1. On reporte une fois et demi la longueur de la caisse de résonance.
2. On fixe d'abord l'emplacement du sillet dont la distance depuis l’emmanchement équivaut à la moitié de la circonférence de la caisse de résonance. La mesure est obtenue au moyen d'une ficelle dont la longueur est égale à la circonférence de la caisse de résonance, ficelle que l'on plie ensuite en deux.
La touche des chapei contemporains est plane afin de permettre la mécanisation de la facture. Autrefois, la touche de certains chapei était légèrement courbe. Selon le facteur Bora Rith, la raison en serait ergonomique : cette légère courbure permettait au musicien d’attendre l’extrémité du manche plus aisément. Mais il pourrait aussi exister une raison symbolique.
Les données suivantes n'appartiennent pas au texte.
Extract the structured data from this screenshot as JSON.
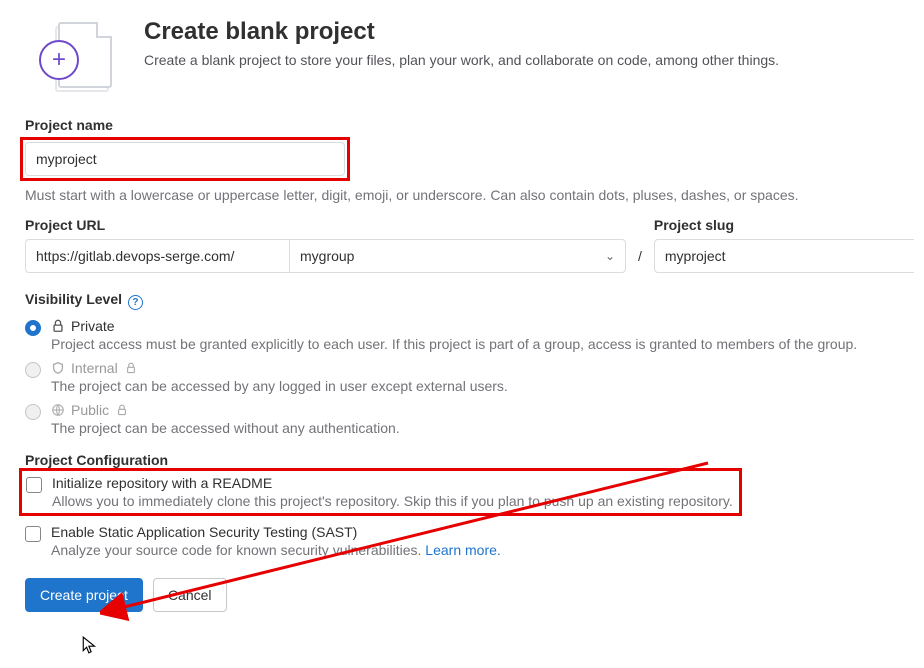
{
  "header": {
    "title": "Create blank project",
    "subtitle": "Create a blank project to store your files, plan your work, and collaborate on code, among other things."
  },
  "projectName": {
    "label": "Project name",
    "value": "myproject",
    "hint": "Must start with a lowercase or uppercase letter, digit, emoji, or underscore. Can also contain dots, pluses, dashes, or spaces."
  },
  "projectUrl": {
    "label": "Project URL",
    "base": "https://gitlab.devops-serge.com/",
    "namespace": "mygroup",
    "separator": "/"
  },
  "projectSlug": {
    "label": "Project slug",
    "value": "myproject"
  },
  "visibility": {
    "label": "Visibility Level",
    "helpChar": "?",
    "options": [
      {
        "name": "Private",
        "desc": "Project access must be granted explicitly to each user. If this project is part of a group, access is granted to members of the group."
      },
      {
        "name": "Internal",
        "desc": "The project can be accessed by any logged in user except external users."
      },
      {
        "name": "Public",
        "desc": "The project can be accessed without any authentication."
      }
    ]
  },
  "config": {
    "label": "Project Configuration",
    "readme": {
      "label": "Initialize repository with a README",
      "desc": "Allows you to immediately clone this project's repository. Skip this if you plan to push up an existing repository."
    },
    "sast": {
      "label": "Enable Static Application Security Testing (SAST)",
      "descPrefix": "Analyze your source code for known security vulnerabilities. ",
      "learnMore": "Learn more."
    }
  },
  "buttons": {
    "create": "Create project",
    "cancel": "Cancel"
  }
}
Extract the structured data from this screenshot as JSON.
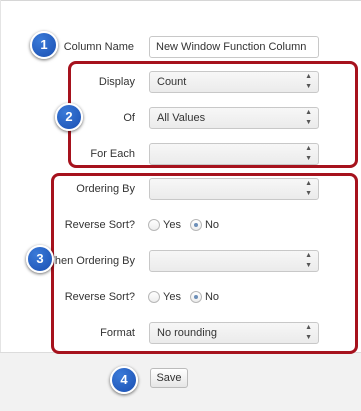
{
  "form": {
    "column_name": {
      "label": "Column Name",
      "value": "New Window Function Column"
    },
    "display": {
      "label": "Display",
      "selected": "Count"
    },
    "of": {
      "label": "Of",
      "selected": "All Values"
    },
    "for_each": {
      "label": "For Each",
      "selected": ""
    },
    "ordering_by": {
      "label": "Ordering By",
      "selected": ""
    },
    "reverse_sort_1": {
      "label": "Reverse Sort?",
      "yes": "Yes",
      "no": "No",
      "selected": "No"
    },
    "then_ordering_by": {
      "label": "Then Ordering By",
      "selected": ""
    },
    "reverse_sort_2": {
      "label": "Reverse Sort?",
      "yes": "Yes",
      "no": "No",
      "selected": "No"
    },
    "format": {
      "label": "Format",
      "selected": "No rounding"
    }
  },
  "footer": {
    "save_label": "Save"
  },
  "callouts": [
    "1",
    "2",
    "3",
    "4"
  ],
  "colors": {
    "callout": "#2160c4",
    "highlight": "#a6121d",
    "footer_bg": "#f2f2f2"
  }
}
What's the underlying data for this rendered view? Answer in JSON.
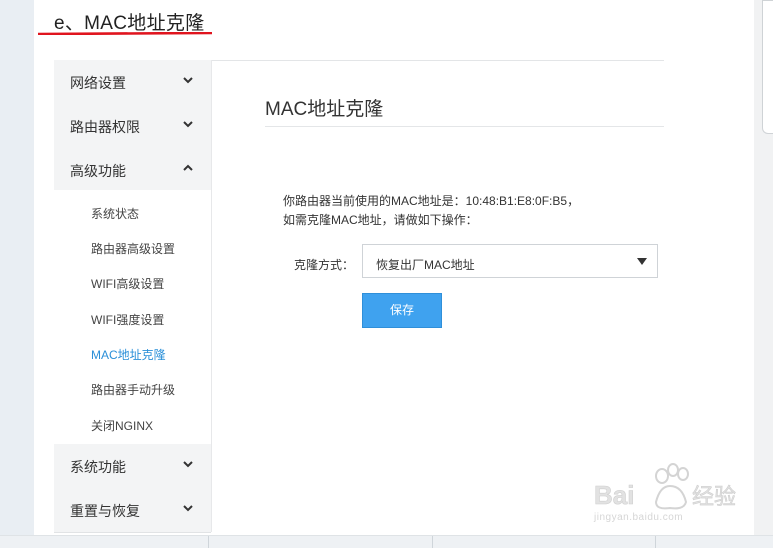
{
  "step_title": "e、MAC地址克隆",
  "sidebar": {
    "groups": [
      {
        "label": "网络设置",
        "expanded": false
      },
      {
        "label": "路由器权限",
        "expanded": false
      },
      {
        "label": "高级功能",
        "expanded": true
      },
      {
        "label": "系统功能",
        "expanded": false
      },
      {
        "label": "重置与恢复",
        "expanded": false
      }
    ],
    "sub_items": [
      {
        "label": "系统状态"
      },
      {
        "label": "路由器高级设置"
      },
      {
        "label": "WIFI高级设置"
      },
      {
        "label": "WIFI强度设置"
      },
      {
        "label": "MAC地址克隆",
        "active": true
      },
      {
        "label": "路由器手动升级"
      },
      {
        "label": "关闭NGINX"
      }
    ]
  },
  "panel": {
    "title": "MAC地址克隆",
    "info_line1": "你路由器当前使用的MAC地址是：10:48:B1:E8:0F:B5，",
    "info_line2": "如需克隆MAC地址，请做如下操作：",
    "clone_label": "克隆方式：",
    "clone_value": "恢复出厂MAC地址",
    "save_label": "保存"
  },
  "watermark": {
    "brand": "Bai du 经验",
    "url": "jingyan.baidu.com"
  },
  "colors": {
    "accent": "#3fa2ef",
    "active_link": "#2a8fd8",
    "underline": "#e0141e"
  }
}
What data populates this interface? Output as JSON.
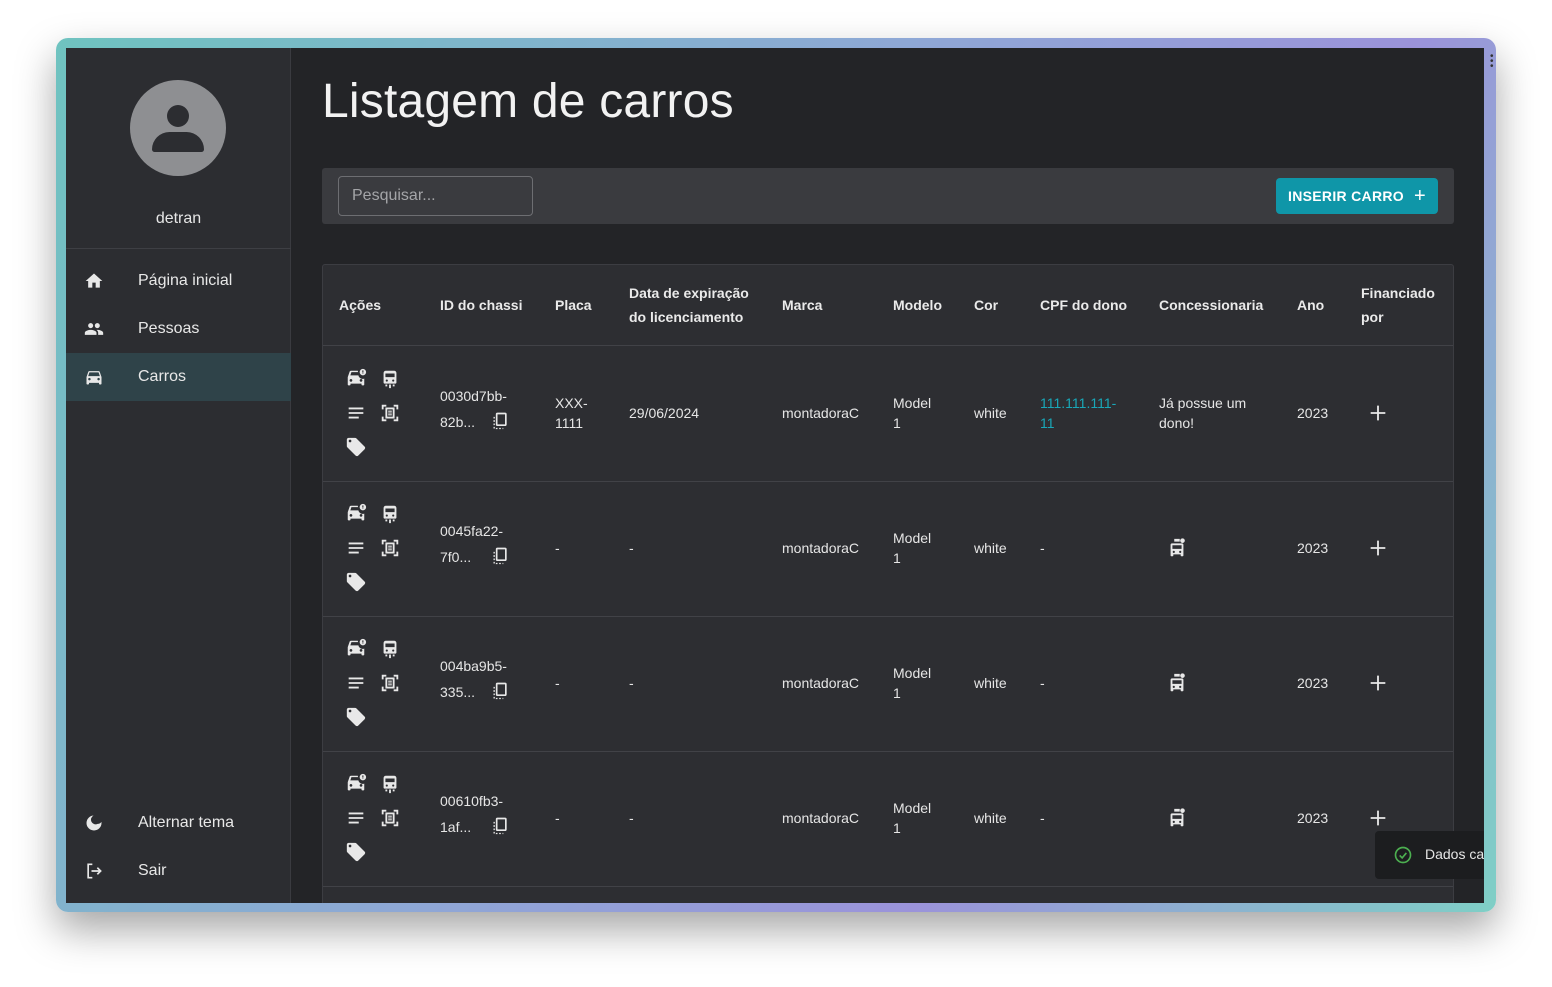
{
  "user": {
    "name": "detran"
  },
  "nav": {
    "items": [
      {
        "label": "Página inicial",
        "icon": "home-icon"
      },
      {
        "label": "Pessoas",
        "icon": "people-icon"
      },
      {
        "label": "Carros",
        "icon": "car-icon",
        "active": true
      }
    ],
    "bottom": [
      {
        "label": "Alternar tema",
        "icon": "moon-icon"
      },
      {
        "label": "Sair",
        "icon": "logout-icon"
      }
    ]
  },
  "page": {
    "title": "Listagem de carros"
  },
  "toolbar": {
    "search_placeholder": "Pesquisar...",
    "insert_label": "INSERIR CARRO"
  },
  "table": {
    "headers": {
      "acoes": "Ações",
      "chassi": "ID do chassi",
      "placa": "Placa",
      "expiracao_1": "Data de expiração",
      "expiracao_2": "do licenciamento",
      "marca": "Marca",
      "modelo": "Modelo",
      "cor": "Cor",
      "cpf": "CPF do dono",
      "concessionaria": "Concessionaria",
      "ano": "Ano",
      "financiado_1": "Financiado",
      "financiado_2": "por"
    },
    "rows": [
      {
        "chassi_1": "0030d7bb-",
        "chassi_2": "82b...",
        "placa_1": "XXX-",
        "placa_2": "1111",
        "expiracao": "29/06/2024",
        "marca": "montadoraC",
        "modelo_1": "Model",
        "modelo_2": "1",
        "cor": "white",
        "cpf_1": "111.111.111-",
        "cpf_2": "11",
        "concessionaria_1": "Já possue um",
        "concessionaria_2": "dono!",
        "ano": "2023"
      },
      {
        "chassi_1": "0045fa22-",
        "chassi_2": "7f0...",
        "placa_1": "-",
        "placa_2": "",
        "expiracao": "-",
        "marca": "montadoraC",
        "modelo_1": "Model",
        "modelo_2": "1",
        "cor": "white",
        "cpf_1": "-",
        "cpf_2": "",
        "concessionaria_1": "",
        "concessionaria_2": "",
        "ano": "2023"
      },
      {
        "chassi_1": "004ba9b5-",
        "chassi_2": "335...",
        "placa_1": "-",
        "placa_2": "",
        "expiracao": "-",
        "marca": "montadoraC",
        "modelo_1": "Model",
        "modelo_2": "1",
        "cor": "white",
        "cpf_1": "-",
        "cpf_2": "",
        "concessionaria_1": "",
        "concessionaria_2": "",
        "ano": "2023"
      },
      {
        "chassi_1": "00610fb3-",
        "chassi_2": "1af...",
        "placa_1": "-",
        "placa_2": "",
        "expiracao": "-",
        "marca": "montadoraC",
        "modelo_1": "Model",
        "modelo_2": "1",
        "cor": "white",
        "cpf_1": "-",
        "cpf_2": "",
        "concessionaria_1": "",
        "concessionaria_2": "",
        "ano": "2023"
      }
    ]
  },
  "toast": {
    "message": "Dados carregados com sucesso!"
  },
  "colors": {
    "accent": "#0f96a8",
    "link": "#19a7b8",
    "success": "#4caf50",
    "background": "#232427",
    "sidebar": "#2c2d31"
  }
}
La touche symbolise le long corps du nāga-crocodile. Sur les chapei anciens, il est légèrement cintré à la manière du dos du crocodile. On peut peut-être aussi y voir une symbolisation de l’arc de Ream dans le Reamker.
Les frettes du chapei sont hautes. Elles se différencient de celles de la guitare et des luths moyen-orientaux, lesquelles, lorsqu’elles existent, ne mesurent environ qu'un millimètre de hauteur. Au Cambodge, un autre instrument partage cette caractéristique : la cithare takhê. Plus largement, en Asie, on trouve des frettes hautes sur la plupart des luths. La liste est trop longue pour les énumérer tous.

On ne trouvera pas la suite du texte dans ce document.